I'm not back on LJ yet (and won't be for another 6-8 weeks, at least), but I'd be happy to take a look at the outstanding issues. I still have commit access (and make use of it!) so...
|Date:||July 19th, 2006 08:18 am (UTC)|| |
On second glance, it appears he called it a "challenge", not a contest, so I may have been operating under invalid assumptions in the first place.
This all appears to have happened well after the deployment of RT, for example one of the fixed bugs was ticket #815. I suspect the unfixed bugs would be in the neighborhood of #1100 +/- 30, assuming they were all previously unreported. I don't think he'd have marked them high-priority, given the relative obscurity of some browsers involved.
My goal isn't to force you to fix the bugs, and given the trend of the poll I don't think I'll disclose them publicly anyway. Rather, it's to get that particular story told, so I'll feel like moving on with the narrative of my journal, such as it is.
I haven't read the ToS, so I don't really know what the rules are, but here's what I answered, in order: "in full detail", "everyone", "in full detail", "friends only".
The reason for the first and second is that giving full disclosure on a bug that's fixed gives everyone the chance to study it and learn from the mistakes, but it's still "safe" because no one can run out and use it to steal someone's journal. If by "fixed" you only mean "fixed on the test site, but still not fixed on the main site", then I'd say don't disclose it to everyone... maybe just friends. I answered "everyone" under the assumption that you WANT to disclose your experience and the bugs you found to everyone... if you don't, you're not under any ethical obligation to do so.

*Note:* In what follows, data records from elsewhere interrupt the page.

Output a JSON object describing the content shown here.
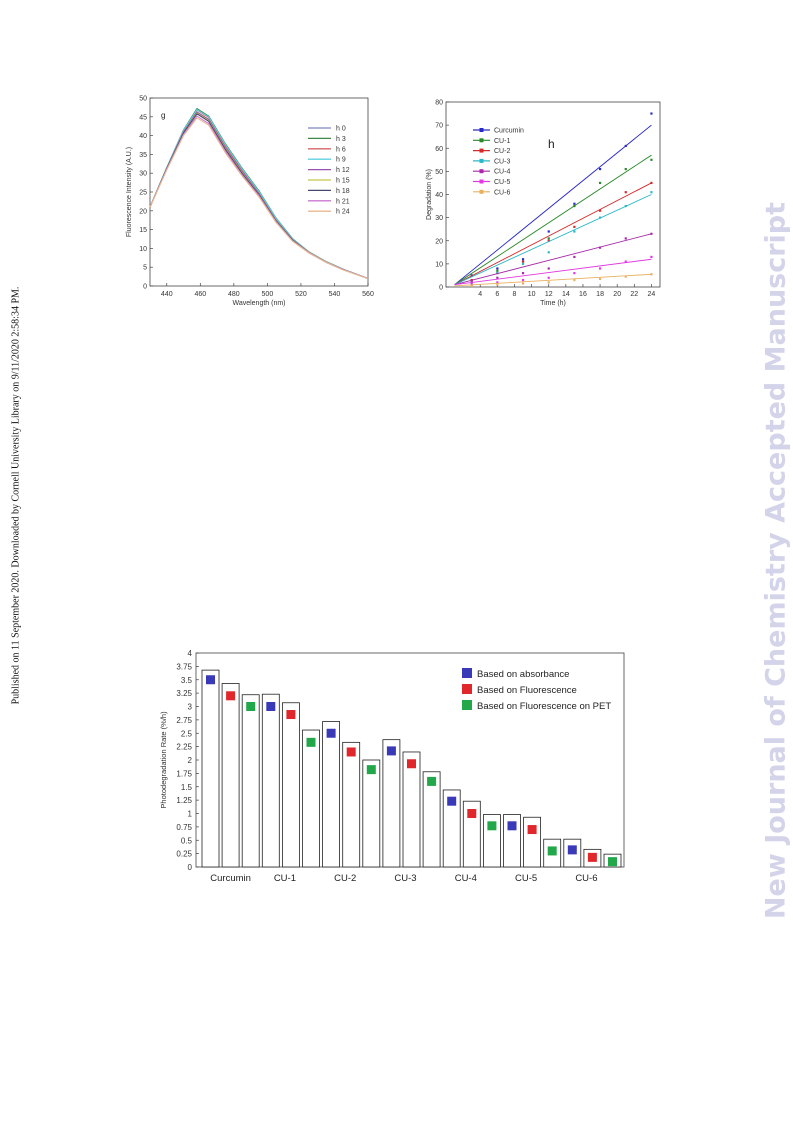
{
  "page": {
    "side_note": "Published on 11 September 2020. Downloaded by Cornell University Library on 9/11/2020 2:58:34 PM.",
    "watermark": "New Journal of Chemistry Accepted Manuscript"
  },
  "chart_data": [
    {
      "type": "line",
      "panel_label": "g",
      "xlabel": "Wavelength (nm)",
      "ylabel": "Fluorescence Intensity (A.U.)",
      "xlim": [
        430,
        560
      ],
      "ylim": [
        0,
        50
      ],
      "xticks": [
        440,
        460,
        480,
        500,
        520,
        540,
        560
      ],
      "yticks": [
        0,
        5,
        10,
        15,
        20,
        25,
        30,
        35,
        40,
        45,
        50
      ],
      "legend_position": "right",
      "x": [
        430,
        440,
        450,
        458,
        465,
        475,
        485,
        495,
        505,
        515,
        525,
        535,
        545,
        560
      ],
      "series": [
        {
          "name": "h 0",
          "color": "#7a86c4",
          "values": [
            21,
            31.5,
            41.5,
            47.0,
            45.0,
            37.5,
            31.0,
            25.0,
            18.0,
            12.5,
            9.0,
            6.5,
            4.5,
            2.0
          ]
        },
        {
          "name": "h 3",
          "color": "#3c8a4a",
          "values": [
            21,
            31.5,
            41.5,
            47.2,
            45.2,
            37.8,
            31.3,
            25.3,
            18.2,
            12.6,
            9.0,
            6.5,
            4.5,
            2.0
          ]
        },
        {
          "name": "h 6",
          "color": "#d46464",
          "values": [
            21,
            31.4,
            41.3,
            46.8,
            44.8,
            37.3,
            30.8,
            24.8,
            17.8,
            12.4,
            9.0,
            6.4,
            4.5,
            2.0
          ]
        },
        {
          "name": "h 9",
          "color": "#5fd0e0",
          "values": [
            21,
            31.5,
            41.4,
            46.9,
            45.0,
            37.6,
            31.1,
            25.1,
            18.1,
            12.5,
            9.0,
            6.5,
            4.5,
            2.0
          ]
        },
        {
          "name": "h 12",
          "color": "#9b4fb0",
          "values": [
            21,
            31.3,
            41.0,
            46.3,
            44.3,
            36.8,
            30.4,
            24.6,
            17.6,
            12.3,
            8.9,
            6.4,
            4.4,
            2.0
          ]
        },
        {
          "name": "h 15",
          "color": "#c8c44a",
          "values": [
            21,
            31.2,
            40.8,
            46.0,
            44.0,
            36.5,
            30.1,
            24.4,
            17.5,
            12.2,
            8.9,
            6.4,
            4.4,
            2.0
          ]
        },
        {
          "name": "h 18",
          "color": "#444a6e",
          "values": [
            21,
            31.2,
            40.7,
            45.8,
            43.8,
            36.3,
            29.9,
            24.3,
            17.4,
            12.2,
            8.8,
            6.3,
            4.4,
            2.0
          ]
        },
        {
          "name": "h 21",
          "color": "#c87ad0",
          "values": [
            21,
            31.0,
            40.3,
            45.2,
            43.2,
            35.8,
            29.5,
            24.0,
            17.2,
            12.0,
            8.8,
            6.3,
            4.4,
            2.0
          ]
        },
        {
          "name": "h 24",
          "color": "#e8b890",
          "values": [
            21,
            30.9,
            40.0,
            44.7,
            42.8,
            35.4,
            29.2,
            23.7,
            17.0,
            11.9,
            8.7,
            6.3,
            4.3,
            2.0
          ]
        }
      ]
    },
    {
      "type": "scatter",
      "panel_label": "h",
      "xlabel": "Time (h)",
      "ylabel": "Degradation (%)",
      "xlim": [
        0,
        25
      ],
      "ylim": [
        0,
        80
      ],
      "xticks": [
        4,
        6,
        8,
        10,
        12,
        14,
        16,
        18,
        20,
        22,
        24
      ],
      "yticks": [
        0,
        10,
        20,
        30,
        40,
        50,
        60,
        70,
        80
      ],
      "legend_position": "top-left",
      "x": [
        3,
        6,
        9,
        12,
        15,
        18,
        21,
        24
      ],
      "series": [
        {
          "name": "Curcumin",
          "color": "#2a2ac8",
          "values": [
            5,
            8,
            12,
            24,
            36,
            51,
            61,
            75
          ],
          "fit": [
            [
              1,
              1
            ],
            [
              24,
              70
            ]
          ]
        },
        {
          "name": "CU-1",
          "color": "#2a8a2a",
          "values": [
            3,
            7,
            11,
            21,
            35,
            45,
            51,
            55
          ],
          "fit": [
            [
              1,
              1
            ],
            [
              24,
              57
            ]
          ]
        },
        {
          "name": "CU-2",
          "color": "#d42a2a",
          "values": [
            3,
            6,
            11,
            20,
            26,
            33,
            41,
            45
          ],
          "fit": [
            [
              1,
              1
            ],
            [
              24,
              45
            ]
          ]
        },
        {
          "name": "CU-3",
          "color": "#2ab8c8",
          "values": [
            2,
            6,
            10,
            15,
            24,
            30,
            35,
            41
          ],
          "fit": [
            [
              1,
              1
            ],
            [
              24,
              40
            ]
          ]
        },
        {
          "name": "CU-4",
          "color": "#a82aa8",
          "values": [
            2,
            4,
            6,
            8,
            13,
            17,
            21,
            23
          ],
          "fit": [
            [
              1,
              1
            ],
            [
              24,
              23
            ]
          ]
        },
        {
          "name": "CU-5",
          "color": "#e03ae0",
          "values": [
            1,
            2,
            3,
            4,
            6,
            8,
            11,
            13
          ],
          "fit": [
            [
              1,
              1
            ],
            [
              24,
              12
            ]
          ]
        },
        {
          "name": "CU-6",
          "color": "#e8b060",
          "values": [
            0.5,
            1,
            1.5,
            2,
            3,
            3.5,
            4.5,
            5.5
          ],
          "fit": [
            [
              1,
              0.5
            ],
            [
              24,
              5.5
            ]
          ]
        }
      ]
    },
    {
      "type": "bar",
      "ylabel": "Photodegradation Rate (%/h)",
      "ylim": [
        0,
        4
      ],
      "yticks": [
        0,
        0.25,
        0.5,
        0.75,
        1,
        1.25,
        1.5,
        1.75,
        2,
        2.25,
        2.5,
        2.75,
        3,
        3.25,
        3.5,
        3.75,
        4
      ],
      "categories": [
        "Curcumin",
        "CU-1",
        "CU-2",
        "CU-3",
        "CU-4",
        "CU-5",
        "CU-6"
      ],
      "legend_position": "top-right",
      "series": [
        {
          "name": "Based on absorbance",
          "color": "#3a3ab8",
          "values": [
            3.68,
            3.23,
            2.72,
            2.38,
            1.44,
            0.98,
            0.52
          ],
          "marker": [
            3.5,
            3.0,
            2.5,
            2.17,
            1.23,
            0.77,
            0.32
          ]
        },
        {
          "name": "Based on Fluorescence",
          "color": "#e0282c",
          "values": [
            3.43,
            3.07,
            2.33,
            2.15,
            1.23,
            0.93,
            0.33
          ],
          "marker": [
            3.2,
            2.85,
            2.15,
            1.93,
            1.0,
            0.7,
            0.18
          ]
        },
        {
          "name": "Based on Fluorescence on PET",
          "color": "#22a84a",
          "values": [
            3.22,
            2.56,
            2.0,
            1.78,
            0.98,
            0.52,
            0.24
          ],
          "marker": [
            3.0,
            2.33,
            1.82,
            1.6,
            0.77,
            0.3,
            0.1
          ]
        }
      ]
    }
  ]
}
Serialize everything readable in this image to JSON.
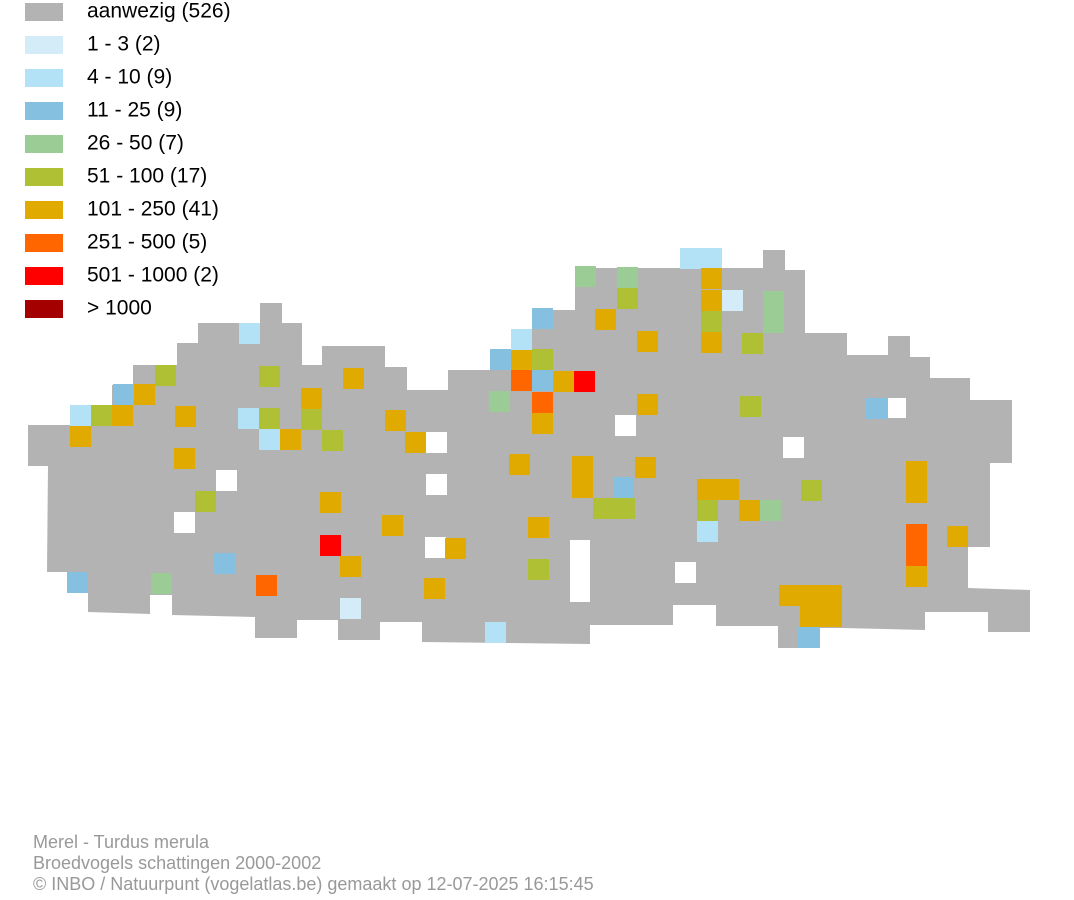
{
  "legend": {
    "items": [
      {
        "label": "aanwezig (526)",
        "color": "#b3b3b3"
      },
      {
        "label": "1 - 3 (2)",
        "color": "#d4ebf8"
      },
      {
        "label": "4 - 10 (9)",
        "color": "#b3e2f7"
      },
      {
        "label": "11 - 25 (9)",
        "color": "#86c0e0"
      },
      {
        "label": "26 - 50 (7)",
        "color": "#9bcc96"
      },
      {
        "label": "51 - 100 (17)",
        "color": "#b0c034"
      },
      {
        "label": "101 - 250 (41)",
        "color": "#e0aa00"
      },
      {
        "label": "251 - 500 (5)",
        "color": "#ff6600"
      },
      {
        "label": "501 - 1000 (2)",
        "color": "#ff0000"
      },
      {
        "label": "> 1000",
        "color": "#a50000"
      }
    ]
  },
  "footer": {
    "lines": [
      "Merel - Turdus merula",
      "Broedvogels schattingen 2000-2002",
      "© INBO / Natuurpunt (vogelatlas.be) gemaakt op 12-07-2025 16:15:45"
    ]
  }
}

As to the second, I think you gave Brad long enough to check into the security holes and fix them, or at least to acknowledge them all. Of course, if he really did misplace them, someone might take your reports and resubmit them and try to take credit... well, your call on that. As to what to disclose and to whom, I think full disclosure is again good because it allows us to learn from the mistakes. I don't think necessarily disclosing it to the entire world is a good idea, because it could turn into a recipe for a script-kiddie. Posting friends-only doesn't necessarily mean someone won't republish what you write and make it public, but I think it's a happy medium between full disclosure to everyone and not disclosing anything.
Of course, if you don't want to share anything, don't, but I'd definitely be interested to see what you write.
|Date:||July 19th, 2006 08:32 am (UTC)|| |
Thanks. I'm definitely leaning in the direction of your answers. It is reassuring that you are one of the few people on my flist actually qualified to give advice on security research.
As for things being fixed only on the test site, it's (imho) unethical to discover that, because you'd have had to try an exploit on the main site, which was not in the scope of the challenge. Permission was granted to bang on only the test server, afaik. But I think I can assume security bugfixes were applied to the test site and then to the main site within a day of the changes having appeared in public CVS / SVN. The bugs I'm calling "fixed" ought to be unambiguously dead at this point.
Oh, right, good point. In that case, I think you're right, you've got every reason to believe that "fixed" means fixed.